The Señal Memoria archive currently holds a remarkable film newsreel collection. Among the film newsreels of particular importance is Noticiero de las 7 (N7), an extremely important Colombian newsreel, which was regularly broadcast every night at 7 pm from Monday to Friday between 1984 and 2001.
The significance of this film newsreel lies in its innovative format and content: it is a priceless heritage for the reconstruction of Colombia’s historical memory.
These documents contain several of the most significant events in the country’s history, for example, the occupation of the Palace of Justice, the Armero tragedy, the expansion of the Medellín and Cali drug cartels and their leaders, among them Pablo Escobar and Rodríguez Orejuela, the evolution of the Colombian armed conflict, the various efforts at peace talks, the demobilization of M-19, among others.

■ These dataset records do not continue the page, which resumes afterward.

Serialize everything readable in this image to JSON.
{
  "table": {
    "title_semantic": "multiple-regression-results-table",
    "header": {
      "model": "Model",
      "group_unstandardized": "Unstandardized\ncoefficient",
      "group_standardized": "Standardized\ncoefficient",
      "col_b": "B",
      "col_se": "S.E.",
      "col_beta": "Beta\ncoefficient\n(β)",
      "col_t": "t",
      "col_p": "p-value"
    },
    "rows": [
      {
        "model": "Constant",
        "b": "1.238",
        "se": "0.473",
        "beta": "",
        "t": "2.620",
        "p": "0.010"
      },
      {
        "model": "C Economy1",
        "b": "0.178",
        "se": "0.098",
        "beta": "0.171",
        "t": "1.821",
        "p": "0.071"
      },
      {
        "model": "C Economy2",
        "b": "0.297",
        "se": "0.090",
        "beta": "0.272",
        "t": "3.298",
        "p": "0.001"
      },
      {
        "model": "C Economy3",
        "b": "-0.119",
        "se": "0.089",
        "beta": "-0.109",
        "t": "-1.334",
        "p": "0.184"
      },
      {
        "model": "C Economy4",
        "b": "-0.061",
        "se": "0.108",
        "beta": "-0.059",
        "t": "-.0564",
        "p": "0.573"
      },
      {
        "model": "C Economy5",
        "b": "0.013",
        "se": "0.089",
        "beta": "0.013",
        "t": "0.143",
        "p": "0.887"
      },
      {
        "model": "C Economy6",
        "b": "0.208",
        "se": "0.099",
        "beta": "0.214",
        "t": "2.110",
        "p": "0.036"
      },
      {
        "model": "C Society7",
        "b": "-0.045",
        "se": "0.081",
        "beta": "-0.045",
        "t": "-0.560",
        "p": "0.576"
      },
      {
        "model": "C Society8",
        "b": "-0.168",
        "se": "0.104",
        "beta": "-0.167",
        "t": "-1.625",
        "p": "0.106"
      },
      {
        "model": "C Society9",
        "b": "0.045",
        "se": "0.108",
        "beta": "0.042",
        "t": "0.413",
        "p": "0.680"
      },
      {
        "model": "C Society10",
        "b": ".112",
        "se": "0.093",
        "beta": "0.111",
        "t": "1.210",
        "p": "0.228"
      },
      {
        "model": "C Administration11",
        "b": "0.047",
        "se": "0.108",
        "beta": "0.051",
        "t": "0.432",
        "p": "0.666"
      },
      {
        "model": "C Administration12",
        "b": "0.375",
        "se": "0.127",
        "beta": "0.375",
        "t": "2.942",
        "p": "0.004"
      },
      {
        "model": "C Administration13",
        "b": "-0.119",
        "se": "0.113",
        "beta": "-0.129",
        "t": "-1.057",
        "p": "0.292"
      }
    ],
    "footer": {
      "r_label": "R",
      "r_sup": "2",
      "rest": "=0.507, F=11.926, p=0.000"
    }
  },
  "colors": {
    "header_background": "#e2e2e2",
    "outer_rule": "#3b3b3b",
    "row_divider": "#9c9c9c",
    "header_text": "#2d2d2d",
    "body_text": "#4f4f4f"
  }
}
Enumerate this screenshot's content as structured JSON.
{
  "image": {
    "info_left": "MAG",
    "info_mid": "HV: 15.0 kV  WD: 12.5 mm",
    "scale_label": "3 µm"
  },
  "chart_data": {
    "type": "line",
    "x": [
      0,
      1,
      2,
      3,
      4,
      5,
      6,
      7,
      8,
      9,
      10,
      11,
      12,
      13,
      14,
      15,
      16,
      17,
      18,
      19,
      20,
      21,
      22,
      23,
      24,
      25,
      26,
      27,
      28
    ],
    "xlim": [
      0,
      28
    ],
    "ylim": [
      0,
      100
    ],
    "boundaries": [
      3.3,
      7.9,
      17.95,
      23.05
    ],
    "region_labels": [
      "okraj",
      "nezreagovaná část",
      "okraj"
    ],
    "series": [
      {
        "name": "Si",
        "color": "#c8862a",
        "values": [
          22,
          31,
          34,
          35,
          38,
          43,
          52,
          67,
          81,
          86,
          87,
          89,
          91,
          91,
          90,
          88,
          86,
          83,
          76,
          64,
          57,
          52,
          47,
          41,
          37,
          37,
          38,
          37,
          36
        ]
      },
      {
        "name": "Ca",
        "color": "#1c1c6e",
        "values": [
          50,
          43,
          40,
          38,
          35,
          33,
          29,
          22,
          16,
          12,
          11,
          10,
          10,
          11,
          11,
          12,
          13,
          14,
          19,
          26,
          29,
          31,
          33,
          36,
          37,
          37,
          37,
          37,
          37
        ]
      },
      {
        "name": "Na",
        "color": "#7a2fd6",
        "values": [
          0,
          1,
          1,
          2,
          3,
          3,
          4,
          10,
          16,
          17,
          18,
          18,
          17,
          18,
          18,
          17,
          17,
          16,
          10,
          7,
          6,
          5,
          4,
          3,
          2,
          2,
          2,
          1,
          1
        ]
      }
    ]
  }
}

Beginning with a case study of this newsreel containing approximately 7000 hours of audio-visual material, mainly original camera footage in Betacam and Umatic format, in the course of the presentation I cover the work done so far during cataloguing, the challenges arising during the processing and distribution process, which concerns the production of metadata, historical analysis, terminological research, the ethical dimensions of the use and publication of sensitive information in public ownership, which can be used in court proceedings as testimony, proof and evidential material.
Carol Sabbadini is a restorer and conservator of the artistic and cultural heritage, and an artist. She has an MA in History of Art and Visual Arts from the Bologna University (Italy), and is specialized in management of audio-visual heritage. She was awarded a master’s degree in the Language of Contemporary Image (photography, transdisciplinary practice, video art) at Fondazione Fotografia Modena (Italy). Advisor in charge of the area of Management of Audiovisual and Sound Collections of Señal Memoria of RTVC Public Media System of Colombia. From 2016 to 2020, she was advisor on the use plan and the management model of the New Cinematheque of Bogotá and since its inauguration coordinator of the Creation and Experimentation area.